The agent handed us new boarding passes, then stepped aside. I studied the slips of paper but couldn't see anything distinctive about them other than a possible error in our seat numbers. "That agent clearly screwed up" I said, handing the passes to my husband. The son of a Pan Am flight engineer, he's my guiding light in all matters aeronautic. "I'm going to ask him to reprint these," I said to Steve. Instead of nodding, my better half picked up our passports, grabbed my elbow and hustled me away. "It's business class!" he whispered into my ear. "Act casual and head for the gate!"


Business Class! The mythical land behind the curtain! For reasons known only to himself, the gate agent had granted us admission to the Oz in the front of the plane.

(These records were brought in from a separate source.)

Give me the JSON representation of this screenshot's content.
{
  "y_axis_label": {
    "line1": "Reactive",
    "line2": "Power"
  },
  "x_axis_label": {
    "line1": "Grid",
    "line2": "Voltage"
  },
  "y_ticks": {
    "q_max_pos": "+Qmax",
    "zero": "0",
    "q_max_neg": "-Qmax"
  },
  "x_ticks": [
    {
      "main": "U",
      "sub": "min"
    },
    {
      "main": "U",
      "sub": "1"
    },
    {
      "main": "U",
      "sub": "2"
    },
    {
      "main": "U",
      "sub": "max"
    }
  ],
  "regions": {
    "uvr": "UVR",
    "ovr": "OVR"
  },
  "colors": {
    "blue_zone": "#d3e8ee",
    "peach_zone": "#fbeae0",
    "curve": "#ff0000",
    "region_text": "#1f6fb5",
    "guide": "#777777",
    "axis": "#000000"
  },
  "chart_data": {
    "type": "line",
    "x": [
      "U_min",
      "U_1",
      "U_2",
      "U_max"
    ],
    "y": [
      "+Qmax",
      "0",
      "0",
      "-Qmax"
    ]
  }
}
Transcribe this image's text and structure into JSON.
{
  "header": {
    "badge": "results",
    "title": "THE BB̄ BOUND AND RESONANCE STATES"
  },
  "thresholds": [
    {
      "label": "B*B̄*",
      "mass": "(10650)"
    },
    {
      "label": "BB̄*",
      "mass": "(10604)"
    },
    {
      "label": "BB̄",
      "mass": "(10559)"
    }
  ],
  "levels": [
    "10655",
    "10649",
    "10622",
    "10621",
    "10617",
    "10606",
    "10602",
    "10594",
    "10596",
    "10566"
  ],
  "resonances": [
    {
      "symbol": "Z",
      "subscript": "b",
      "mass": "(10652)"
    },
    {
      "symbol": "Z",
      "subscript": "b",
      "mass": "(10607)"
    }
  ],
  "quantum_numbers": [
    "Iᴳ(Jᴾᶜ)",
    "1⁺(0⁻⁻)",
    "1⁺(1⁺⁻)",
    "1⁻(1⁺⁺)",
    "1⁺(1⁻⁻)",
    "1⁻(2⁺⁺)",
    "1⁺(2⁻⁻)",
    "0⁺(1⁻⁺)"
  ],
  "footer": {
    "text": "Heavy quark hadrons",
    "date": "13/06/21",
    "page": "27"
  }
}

To turn left when boarding a plane is to travel back in time. To enter the old photos in saturated colors, with smiling flight attendants carving slices of prime rib for smartly-dressed, delighted-looking customers. To relax in comfortable seats. To have fine food, china and wine in the jet stream. It's what air travel was when I was an excited child dressed in my Sunday best and clutching my mother's gloved hand as we boarded an Air France 707 for my first trip to Europe.


But Business Class is also represents a less fortunate aspect of the past.
In 1950 a Pan Am round trip flight between New York and Frankfurt was $745. That's equivalent to approximately $5000 in today's money, a fairly typical modern Business Class airfare. The front of the plane is a throwback to a time when flying was only for the privileged few.


And now, thanks to a capricious agent, Steve and I were among them. I did my best to act nonchalant, graciously accepting the Champagne from what appeared to be our personal flight attendant and settling in to a "seat" that seemed more like one of those Japanese capsule hotels. We had plenty of storage, personal entertainment systems, soft bedding, and of course seats that slid at the touch of a button into any position from "bolt upright" to "Eames Recliner" to "fainting couch" to "flat bed."


Then there was the food. After selecting from an array of wines, we had the cheese course, the steak, the fresh salad, more wine, the pastries, the truffles and a nightcap. Hoping the "real" Business Class passengers wouldn't notice, I stuffed the menu into my carryon bag as a souvenir, behind the ziplocks of granola and gummi worms I had brought in anticipation of a more ordinary flight.


Did I sleep? Not a wink. Determined to savor every morsel and moment, every proffered hot towel and glass of fresh-squeezed orange juice, I undoubtedly arrived in London more tired (and with more indigestion) than most of the economy-class passengers.


The experience ruined me forever, of course. Like an opium addict "chasing the dragon" I have scrimped and saved for the opportunity to fly in the front of the plane another time or two.


Some might call Business Class travel a needless extravagance. I call it a memory I'll carry forever.